The Marketplace Models
In how they connect sellers with buyers, there are, broadly speaking,
three kinds of online marketplaces
Managed Marketplace
Examples: Jabong, Yebhi Connection: Buyer deals with marketplace How it
works: Marketplace stocks products at its warehouse. So, when a buyer
places an order, the marketplace either pulls it out of its warehouse or
sources it from a seller, and is solely responsible for delivery too
Pure Marketplace
Examples: eBay, Snapdeal, Flipkart Connection: Buyer deals with seller
How it works: Marketplace is a hosting platform for sellers. While placing
an order, a buyer can see the seller, who is also responsible for delivery
Hybrid Marketplace
Example: Amazon Connection: Buyer has two options: deal with seller or
deal with Amazon How it works: In the former, the responsibility for
delivery is that of the seller. In the latter, it is Amazon’s: the seller
ships the goods to an Amazon warehouse, which completes delivery
The Seller Checklist
Registration
Anyone can be a seller. Just apply to a marketplace, which will vet you
for genuineness and ability: is your business legal and running, can you
stock and ship products, return policy and so on
Listing fee
Nil on most marketplaces
Transaction fee
Up to 15% of sale price. Typically: 1%: mobiles, pen drives, memory
cards 5%: LCD TVs, home appliances like toasters 7%: shoes, footwear,
perfumes 12-15%: garments
SATISH BATHIJA MX INFORMATION
SYSTEM
DISTRIBUTES COMPUTER PARTS, GADGETS AND ACCESSORIES Has 14
shop-in-shops and one standalone outlet. Joined online marketplaces in
2002, and is now on four of them. “Between 2005 and 2010, less than 10% of
our sales were online,” he says. “This fiscal, we expect 35% of our
business coming from marketplaces.”
PARUL ARORA MITTAL, INDIA TRENDS
SELLS HANDMADE, ALLOY-METAL JEWELLERY Seven years ago, she “tried
their luck” by putting 20 pieces of jewellery on eBay. All were sold in a
week. Today, she and her staff of nine export jewellery, via eBay. “We
never had the recourse to set up a physical store,” she says old. “Since
then, I have never even thought of one. The online marketplace is my
business place.”
DINESH CHOPRA SOFTEK SURYA
DISTRIBUTES COMPUTER PARTS, GADGETS AND ACCESSORIES Has had a shop
in Nehru Place, in New Delhi, since 1986. But, he says, “I’m on the first
floor and I don’t get regular walk-in customers.” After joining four
marketplaces, his revenues have spiked fourfold since 2010-11 to Rs 60 crore.

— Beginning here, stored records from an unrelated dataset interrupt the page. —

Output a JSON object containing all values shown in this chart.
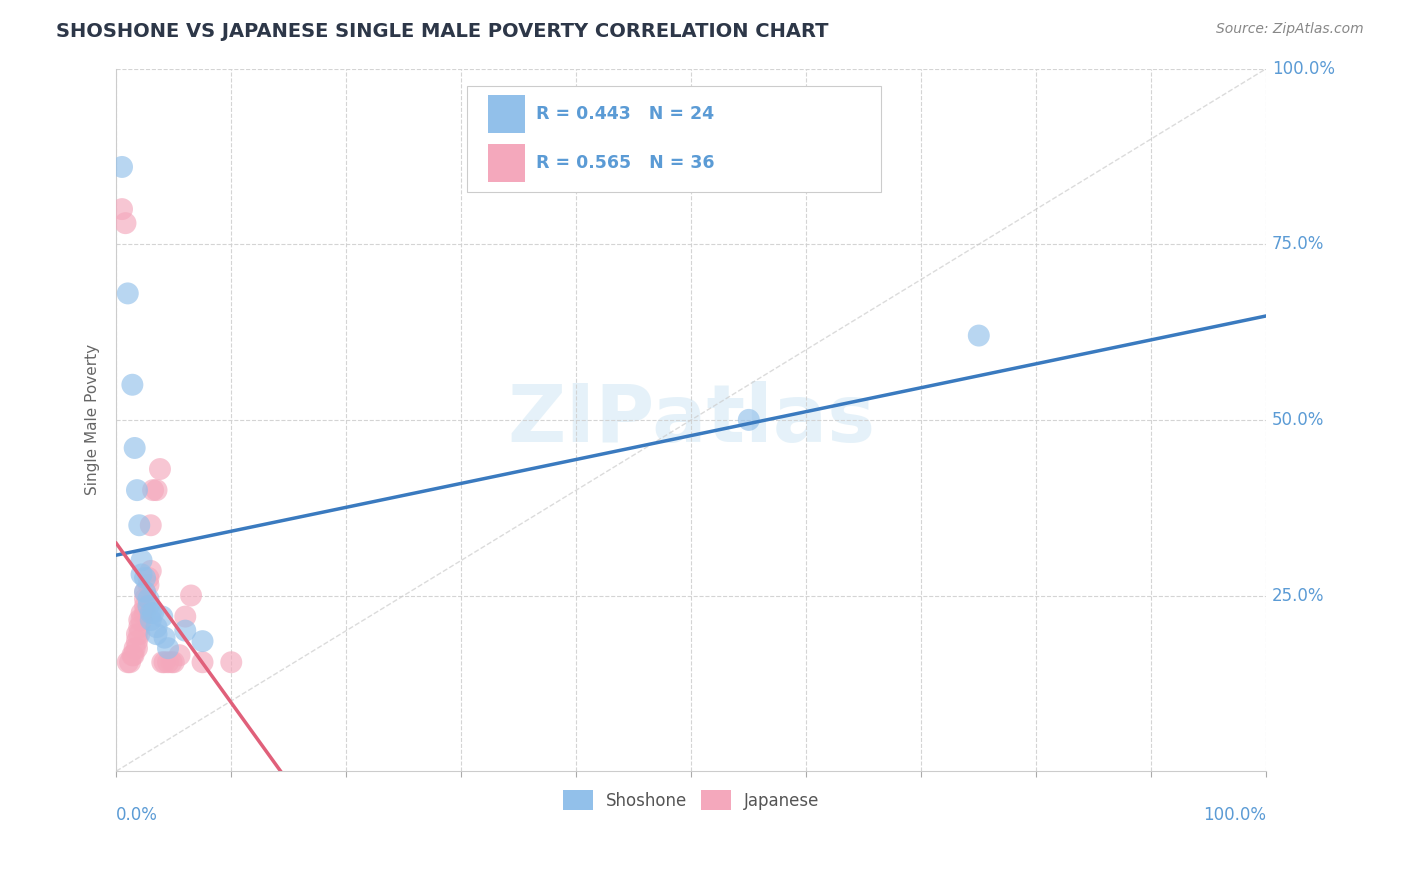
{
  "title": "SHOSHONE VS JAPANESE SINGLE MALE POVERTY CORRELATION CHART",
  "source": "Source: ZipAtlas.com",
  "ylabel": "Single Male Poverty",
  "xlim": [
    0.0,
    1.0
  ],
  "ylim": [
    0.0,
    1.0
  ],
  "y_tick_positions": [
    0.25,
    0.5,
    0.75,
    1.0
  ],
  "y_tick_labels": [
    "25.0%",
    "50.0%",
    "75.0%",
    "100.0%"
  ],
  "background_color": "#ffffff",
  "grid_color": "#d0d0d0",
  "shoshone_color": "#92c0ea",
  "japanese_color": "#f4a8bc",
  "shoshone_line_color": "#3a7abf",
  "japanese_line_color": "#e0607a",
  "R_shoshone": 0.443,
  "N_shoshone": 24,
  "R_japanese": 0.565,
  "N_japanese": 36,
  "shoshone_points": [
    [
      0.005,
      0.86
    ],
    [
      0.01,
      0.68
    ],
    [
      0.014,
      0.55
    ],
    [
      0.016,
      0.46
    ],
    [
      0.018,
      0.4
    ],
    [
      0.02,
      0.35
    ],
    [
      0.022,
      0.3
    ],
    [
      0.022,
      0.28
    ],
    [
      0.025,
      0.275
    ],
    [
      0.025,
      0.255
    ],
    [
      0.028,
      0.245
    ],
    [
      0.028,
      0.235
    ],
    [
      0.03,
      0.225
    ],
    [
      0.03,
      0.215
    ],
    [
      0.032,
      0.225
    ],
    [
      0.035,
      0.205
    ],
    [
      0.035,
      0.195
    ],
    [
      0.04,
      0.22
    ],
    [
      0.042,
      0.19
    ],
    [
      0.045,
      0.175
    ],
    [
      0.06,
      0.2
    ],
    [
      0.075,
      0.185
    ],
    [
      0.55,
      0.5
    ],
    [
      0.75,
      0.62
    ]
  ],
  "japanese_points": [
    [
      0.005,
      0.8
    ],
    [
      0.008,
      0.78
    ],
    [
      0.01,
      0.155
    ],
    [
      0.012,
      0.155
    ],
    [
      0.014,
      0.165
    ],
    [
      0.015,
      0.165
    ],
    [
      0.016,
      0.175
    ],
    [
      0.018,
      0.175
    ],
    [
      0.018,
      0.185
    ],
    [
      0.018,
      0.195
    ],
    [
      0.02,
      0.195
    ],
    [
      0.02,
      0.205
    ],
    [
      0.02,
      0.215
    ],
    [
      0.022,
      0.215
    ],
    [
      0.022,
      0.225
    ],
    [
      0.025,
      0.225
    ],
    [
      0.025,
      0.235
    ],
    [
      0.025,
      0.245
    ],
    [
      0.025,
      0.255
    ],
    [
      0.028,
      0.265
    ],
    [
      0.028,
      0.275
    ],
    [
      0.03,
      0.285
    ],
    [
      0.03,
      0.35
    ],
    [
      0.032,
      0.4
    ],
    [
      0.035,
      0.4
    ],
    [
      0.038,
      0.43
    ],
    [
      0.04,
      0.155
    ],
    [
      0.042,
      0.155
    ],
    [
      0.045,
      0.155
    ],
    [
      0.048,
      0.155
    ],
    [
      0.05,
      0.155
    ],
    [
      0.055,
      0.165
    ],
    [
      0.06,
      0.22
    ],
    [
      0.065,
      0.25
    ],
    [
      0.075,
      0.155
    ],
    [
      0.1,
      0.155
    ]
  ]
}
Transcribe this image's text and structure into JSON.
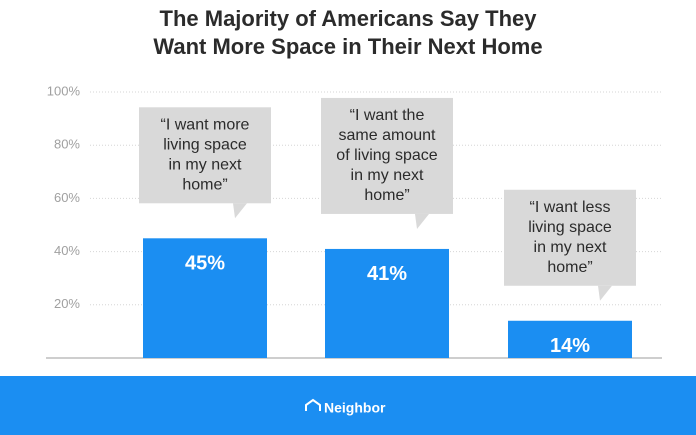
{
  "chart_data": {
    "type": "bar",
    "title": [
      "The Majority of Americans Say They",
      "Want More Space in Their Next Home"
    ],
    "categories": [
      null,
      null,
      null
    ],
    "values": [
      45,
      41,
      14
    ],
    "value_labels": [
      "45%",
      "41%",
      "14%"
    ],
    "annotations": [
      [
        "“I want more",
        "living space",
        "in my next",
        "home”"
      ],
      [
        "“I want the",
        "same amount",
        "of living space",
        "in my next",
        "home”"
      ],
      [
        "“I want less",
        "living space",
        "in my next",
        "home”"
      ]
    ],
    "color": "#1b8ef2",
    "ylim": [
      0,
      100
    ],
    "yticks": [
      {
        "value": 20,
        "label": "20%"
      },
      {
        "value": 40,
        "label": "40%"
      },
      {
        "value": 60,
        "label": "60%"
      },
      {
        "value": 80,
        "label": "80%"
      },
      {
        "value": 100,
        "label": "100%"
      }
    ],
    "grid": true
  },
  "footer": {
    "brand": "Neighbor"
  }
}
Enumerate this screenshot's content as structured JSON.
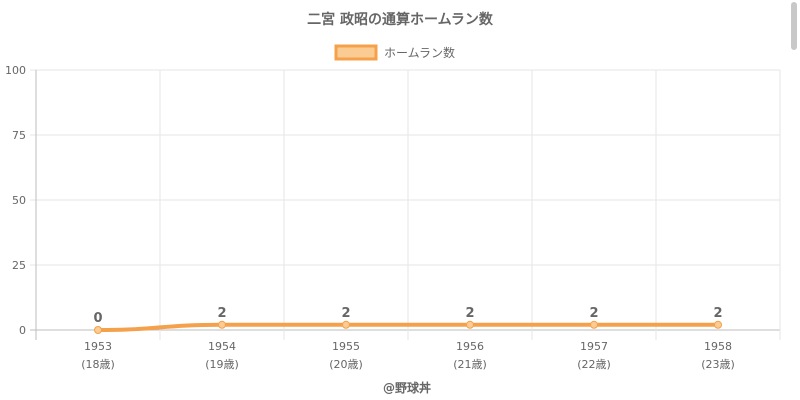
{
  "chart_data": {
    "type": "line",
    "title": "二宮 政昭の通算ホームラン数",
    "legend": {
      "label": "ホームラン数",
      "placement": "top-center"
    },
    "categories": [
      "1953",
      "1954",
      "1955",
      "1956",
      "1957",
      "1958"
    ],
    "sublabels": [
      "(18歳)",
      "(19歳)",
      "(20歳)",
      "(21歳)",
      "(22歳)",
      "(23歳)"
    ],
    "series": [
      {
        "name": "ホームラン数",
        "values": [
          0,
          2,
          2,
          2,
          2,
          2
        ]
      }
    ],
    "ylim": [
      0,
      100
    ],
    "yticks": [
      0,
      25,
      50,
      75,
      100
    ],
    "grid": true,
    "data_labels": true,
    "colors": {
      "line": "#f5a04a",
      "fill": "#fbcb94",
      "grid": "#e6e6e6",
      "text": "#666666"
    },
    "credit": "@野球丼"
  }
}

“Now, they land in my shop via online marketplaces.”
POOJA KAPILA, ERATO
SELLS WOMEN’S WEAR Noida-based Kapila started Erato after working in
Fabindia for nine years. She is still finding her feet with marketplaces.
She finds eBay and Amazon “too complicated, with lot of paperwork and
conditions”, and Snapdeal “far more easy to do business on”.